Based on the record as a whole, we conclude that respondent has, by clear and convincing evidence, proved that petitioners are liable for the additions to tax due to fraud for each of the 10 years involved. Accordingly, we sustain respondent's determination that petitioners are liable for the additions to tax due to fraud under section 6653(b) for 1975, 1976, 1977, 1978, 1979, 1980, and 1981, under section 6653(b)(1) for 1982, 1983, and 1984, and under section 6653(b)(2) for 1982, 1983, and 1984. We further sustain respondent's determination that petitioners are liable for the addition to tax due to substantial understatement of liability under section 6661(a) for 1982.

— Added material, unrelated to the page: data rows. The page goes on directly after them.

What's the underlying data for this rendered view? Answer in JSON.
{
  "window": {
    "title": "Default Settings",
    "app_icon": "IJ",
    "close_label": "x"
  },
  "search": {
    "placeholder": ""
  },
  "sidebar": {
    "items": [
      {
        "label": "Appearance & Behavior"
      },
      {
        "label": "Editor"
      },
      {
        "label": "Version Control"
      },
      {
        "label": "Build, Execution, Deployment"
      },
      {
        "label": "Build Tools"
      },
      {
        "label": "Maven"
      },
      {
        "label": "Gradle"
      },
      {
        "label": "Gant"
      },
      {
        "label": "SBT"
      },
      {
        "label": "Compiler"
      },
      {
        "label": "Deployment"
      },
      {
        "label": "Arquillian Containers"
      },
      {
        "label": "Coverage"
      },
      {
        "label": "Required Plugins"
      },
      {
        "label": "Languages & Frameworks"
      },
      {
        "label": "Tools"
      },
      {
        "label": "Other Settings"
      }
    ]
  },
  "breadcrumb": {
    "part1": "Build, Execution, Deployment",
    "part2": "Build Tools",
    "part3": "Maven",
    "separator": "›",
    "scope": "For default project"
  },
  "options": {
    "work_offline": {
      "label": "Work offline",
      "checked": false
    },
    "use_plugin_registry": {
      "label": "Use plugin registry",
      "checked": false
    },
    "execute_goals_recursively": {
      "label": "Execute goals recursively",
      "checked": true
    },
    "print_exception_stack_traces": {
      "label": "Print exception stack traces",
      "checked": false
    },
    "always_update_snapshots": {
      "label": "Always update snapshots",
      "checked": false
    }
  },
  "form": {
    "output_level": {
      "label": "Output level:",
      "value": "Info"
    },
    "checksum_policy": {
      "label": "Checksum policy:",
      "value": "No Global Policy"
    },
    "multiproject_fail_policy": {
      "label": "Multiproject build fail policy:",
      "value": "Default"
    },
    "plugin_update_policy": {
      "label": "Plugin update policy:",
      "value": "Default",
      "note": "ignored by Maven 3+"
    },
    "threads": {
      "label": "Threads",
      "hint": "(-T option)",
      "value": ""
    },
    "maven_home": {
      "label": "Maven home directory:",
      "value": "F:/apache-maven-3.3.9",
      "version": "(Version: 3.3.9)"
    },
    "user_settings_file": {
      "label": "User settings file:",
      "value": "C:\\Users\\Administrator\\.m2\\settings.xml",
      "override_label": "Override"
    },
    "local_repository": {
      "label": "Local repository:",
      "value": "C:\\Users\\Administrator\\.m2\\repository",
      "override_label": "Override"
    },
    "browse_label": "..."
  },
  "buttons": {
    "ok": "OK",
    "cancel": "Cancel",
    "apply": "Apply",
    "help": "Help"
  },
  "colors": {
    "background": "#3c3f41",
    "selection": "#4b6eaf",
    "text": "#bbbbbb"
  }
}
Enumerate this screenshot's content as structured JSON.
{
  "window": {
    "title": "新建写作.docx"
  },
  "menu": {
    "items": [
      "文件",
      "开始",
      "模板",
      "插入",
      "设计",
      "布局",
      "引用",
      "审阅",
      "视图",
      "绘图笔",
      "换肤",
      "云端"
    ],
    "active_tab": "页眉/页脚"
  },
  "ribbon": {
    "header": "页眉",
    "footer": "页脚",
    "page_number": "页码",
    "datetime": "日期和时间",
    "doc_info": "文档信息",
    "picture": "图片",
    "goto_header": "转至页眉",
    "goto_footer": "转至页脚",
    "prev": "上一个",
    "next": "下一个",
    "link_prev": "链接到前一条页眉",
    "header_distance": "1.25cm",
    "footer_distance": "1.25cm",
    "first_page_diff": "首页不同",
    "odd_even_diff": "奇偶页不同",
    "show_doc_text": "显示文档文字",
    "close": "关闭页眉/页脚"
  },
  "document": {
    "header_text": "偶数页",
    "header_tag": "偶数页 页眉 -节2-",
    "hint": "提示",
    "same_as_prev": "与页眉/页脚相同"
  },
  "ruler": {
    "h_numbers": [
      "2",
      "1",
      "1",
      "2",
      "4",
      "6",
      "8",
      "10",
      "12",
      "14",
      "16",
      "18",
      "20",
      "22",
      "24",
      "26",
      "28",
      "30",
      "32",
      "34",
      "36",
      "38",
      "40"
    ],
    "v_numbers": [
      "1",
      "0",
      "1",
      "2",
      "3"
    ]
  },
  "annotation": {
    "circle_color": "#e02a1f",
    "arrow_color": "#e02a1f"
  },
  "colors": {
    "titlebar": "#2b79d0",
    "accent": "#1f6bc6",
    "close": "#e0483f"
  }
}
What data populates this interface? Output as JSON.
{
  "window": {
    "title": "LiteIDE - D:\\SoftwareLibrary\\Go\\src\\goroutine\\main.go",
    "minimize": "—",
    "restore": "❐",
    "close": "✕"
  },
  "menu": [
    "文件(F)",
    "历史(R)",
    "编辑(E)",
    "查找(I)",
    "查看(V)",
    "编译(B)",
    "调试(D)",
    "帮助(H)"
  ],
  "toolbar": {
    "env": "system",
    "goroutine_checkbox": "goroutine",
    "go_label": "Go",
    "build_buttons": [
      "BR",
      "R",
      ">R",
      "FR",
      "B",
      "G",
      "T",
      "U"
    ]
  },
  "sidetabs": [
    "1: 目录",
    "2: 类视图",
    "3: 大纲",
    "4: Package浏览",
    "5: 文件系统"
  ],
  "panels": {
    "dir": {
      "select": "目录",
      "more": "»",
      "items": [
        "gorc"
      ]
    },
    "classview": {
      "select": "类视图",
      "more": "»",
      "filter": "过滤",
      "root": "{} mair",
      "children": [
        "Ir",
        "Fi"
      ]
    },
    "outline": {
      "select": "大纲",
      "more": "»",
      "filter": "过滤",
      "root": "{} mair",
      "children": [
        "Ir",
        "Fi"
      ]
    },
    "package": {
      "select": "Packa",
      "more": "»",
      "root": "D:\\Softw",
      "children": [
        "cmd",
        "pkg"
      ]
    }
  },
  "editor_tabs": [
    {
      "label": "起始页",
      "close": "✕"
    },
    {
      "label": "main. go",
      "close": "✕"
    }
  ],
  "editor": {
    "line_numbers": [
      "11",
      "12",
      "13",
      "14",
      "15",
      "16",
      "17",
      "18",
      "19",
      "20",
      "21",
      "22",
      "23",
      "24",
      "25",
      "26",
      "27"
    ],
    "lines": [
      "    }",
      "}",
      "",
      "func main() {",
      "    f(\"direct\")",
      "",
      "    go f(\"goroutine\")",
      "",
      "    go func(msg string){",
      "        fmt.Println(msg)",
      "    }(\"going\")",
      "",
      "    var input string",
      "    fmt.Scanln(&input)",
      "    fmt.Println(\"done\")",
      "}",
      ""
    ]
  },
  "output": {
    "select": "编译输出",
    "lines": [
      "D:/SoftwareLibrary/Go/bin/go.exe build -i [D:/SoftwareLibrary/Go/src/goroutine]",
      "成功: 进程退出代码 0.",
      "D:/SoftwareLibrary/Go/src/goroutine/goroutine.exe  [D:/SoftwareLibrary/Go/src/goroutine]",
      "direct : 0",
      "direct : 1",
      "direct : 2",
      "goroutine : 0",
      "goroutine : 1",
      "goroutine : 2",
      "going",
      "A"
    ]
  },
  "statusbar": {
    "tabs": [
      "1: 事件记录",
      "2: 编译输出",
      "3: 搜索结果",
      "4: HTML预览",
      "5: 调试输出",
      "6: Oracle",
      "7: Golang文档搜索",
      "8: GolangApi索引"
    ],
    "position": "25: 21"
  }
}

In their petition, petitioners claimed that respondent incorrectly attributed certain income to petitioners without a factual basis, that respondent failed to accept certain expenses incurred by petitioner, and that respondent incorrectly denied innocent spouse treatment to Rita Cimino pursuant to section 6013. In the deemed admissions, petitioners admitted (1) that unreported commissions were obtained for petitioners' personal expenses, (2) that commission income was not reported on their Federal income tax returns, (3) that their taxable income was understated by the amount determined by respondent, and (4) that they fraudulently, and with intent to evade tax, omitted commission income. Based upon the deemed admissions, we find that there are no material facts in dispute, and we sustain respondent's determination in the statutory notice for each of the 10 years in issue.
To reflect the foregoing,
An Order and Decision will be entered for respondent.